I do mobility work (active stretching, muscle balancing, core activations, etc.) at least once or twice a week. If I'm injured, I do it every day until I'm recovered. THIS is why I recover so quickly from pains.
If you're counting, you'll notice this adds up to more than 7 (days in a week). I combine the workouts. For example, I'll foam roll, then go out dancing. Or I'll do mobility work then aerial dance.
This is very important too - 2 rest days every week. On those, I still count walking, stretching, or foam-rolling as "resting." But I'm not really pushing myself too hard on those days.
For menstruating women, plan your workouts around your cycle.
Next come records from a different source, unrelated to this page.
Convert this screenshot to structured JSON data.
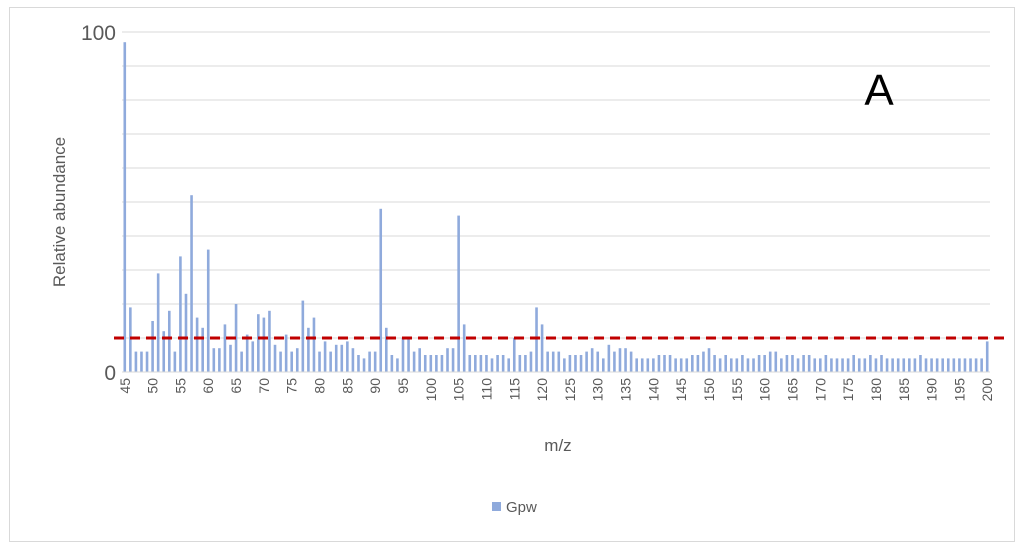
{
  "chart_data": {
    "type": "bar",
    "title": "",
    "panel_label": "A",
    "xlabel": "m/z",
    "ylabel": "Relative abundance",
    "ylim": [
      0,
      100
    ],
    "y_tick_labels": [
      "0",
      "100"
    ],
    "grid": true,
    "legend_position": "bottom",
    "threshold": {
      "value": 10,
      "color": "#c00000",
      "style": "dashed"
    },
    "series": [
      {
        "name": "Gpw",
        "color": "#8faadc",
        "x": [
          45,
          46,
          47,
          48,
          49,
          50,
          51,
          52,
          53,
          54,
          55,
          56,
          57,
          58,
          59,
          60,
          61,
          62,
          63,
          64,
          65,
          66,
          67,
          68,
          69,
          70,
          71,
          72,
          73,
          74,
          75,
          76,
          77,
          78,
          79,
          80,
          81,
          82,
          83,
          84,
          85,
          86,
          87,
          88,
          89,
          90,
          91,
          92,
          93,
          94,
          95,
          96,
          97,
          98,
          99,
          100,
          101,
          102,
          103,
          104,
          105,
          106,
          107,
          108,
          109,
          110,
          111,
          112,
          113,
          114,
          115,
          116,
          117,
          118,
          119,
          120,
          121,
          122,
          123,
          124,
          125,
          126,
          127,
          128,
          129,
          130,
          131,
          132,
          133,
          134,
          135,
          136,
          137,
          138,
          139,
          140,
          141,
          142,
          143,
          144,
          145,
          146,
          147,
          148,
          149,
          150,
          151,
          152,
          153,
          154,
          155,
          156,
          157,
          158,
          159,
          160,
          161,
          162,
          163,
          164,
          165,
          166,
          167,
          168,
          169,
          170,
          171,
          172,
          173,
          174,
          175,
          176,
          177,
          178,
          179,
          180,
          181,
          182,
          183,
          184,
          185,
          186,
          187,
          188,
          189,
          190,
          191,
          192,
          193,
          194,
          195,
          196,
          197,
          198,
          199,
          200
        ],
        "values": [
          97,
          19,
          6,
          6,
          6,
          15,
          29,
          12,
          18,
          6,
          34,
          23,
          52,
          16,
          13,
          36,
          7,
          7,
          14,
          8,
          20,
          6,
          11,
          9,
          17,
          16,
          18,
          8,
          6,
          11,
          6,
          7,
          21,
          13,
          16,
          6,
          9,
          6,
          8,
          8,
          9,
          7,
          5,
          4,
          6,
          6,
          48,
          13,
          5,
          4,
          10,
          10,
          6,
          7,
          5,
          5,
          5,
          5,
          7,
          7,
          46,
          14,
          5,
          5,
          5,
          5,
          4,
          5,
          5,
          4,
          10,
          5,
          5,
          6,
          19,
          14,
          6,
          6,
          6,
          4,
          5,
          5,
          5,
          6,
          7,
          6,
          4,
          8,
          6,
          7,
          7,
          6,
          4,
          4,
          4,
          4,
          5,
          5,
          5,
          4,
          4,
          4,
          5,
          5,
          6,
          7,
          5,
          4,
          5,
          4,
          4,
          5,
          4,
          4,
          5,
          5,
          6,
          6,
          4,
          5,
          5,
          4,
          5,
          5,
          4,
          4,
          5,
          4,
          4,
          4,
          4,
          5,
          4,
          4,
          5,
          4,
          5,
          4,
          4,
          4,
          4,
          4,
          4,
          5,
          4,
          4,
          4,
          4,
          4,
          4,
          4,
          4,
          4,
          4,
          4,
          9
        ]
      }
    ],
    "x_tick_labels": [
      "45",
      "50",
      "55",
      "60",
      "65",
      "70",
      "75",
      "80",
      "85",
      "90",
      "95",
      "100",
      "105",
      "110",
      "115",
      "120",
      "125",
      "130",
      "135",
      "140",
      "145",
      "150",
      "155",
      "160",
      "165",
      "170",
      "175",
      "180",
      "185",
      "190",
      "195",
      "200"
    ]
  }
}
It just makes sense. During your bleeding phase, if you're a menstruating woman, plan to rest at least on the very-heavy days. At the most, do walking and light stretching. The high energy phase of your cycle, closer to ovulation, feel free to test your limits.
For everyone else, plan your workouts around the moon cycles. No, it's not witch-craft (unless you find that motivating... ;). It's just natural human cycles! 1 week up to the new moon - slow it down. 1 week up to the full moon - rev it up.
I plan (or rather, usually forced to include) a rest-week about every 3 months.
This phase usually shows up when I have (1) injuries that just won't quit or (2) weird hormone stuff coming up suddenly.
In the rest week, I still do yoga, walking, swimming, stretching, foam rolling. I guess for most people that's still considered "working out." It just depends on how hard you usually hit it.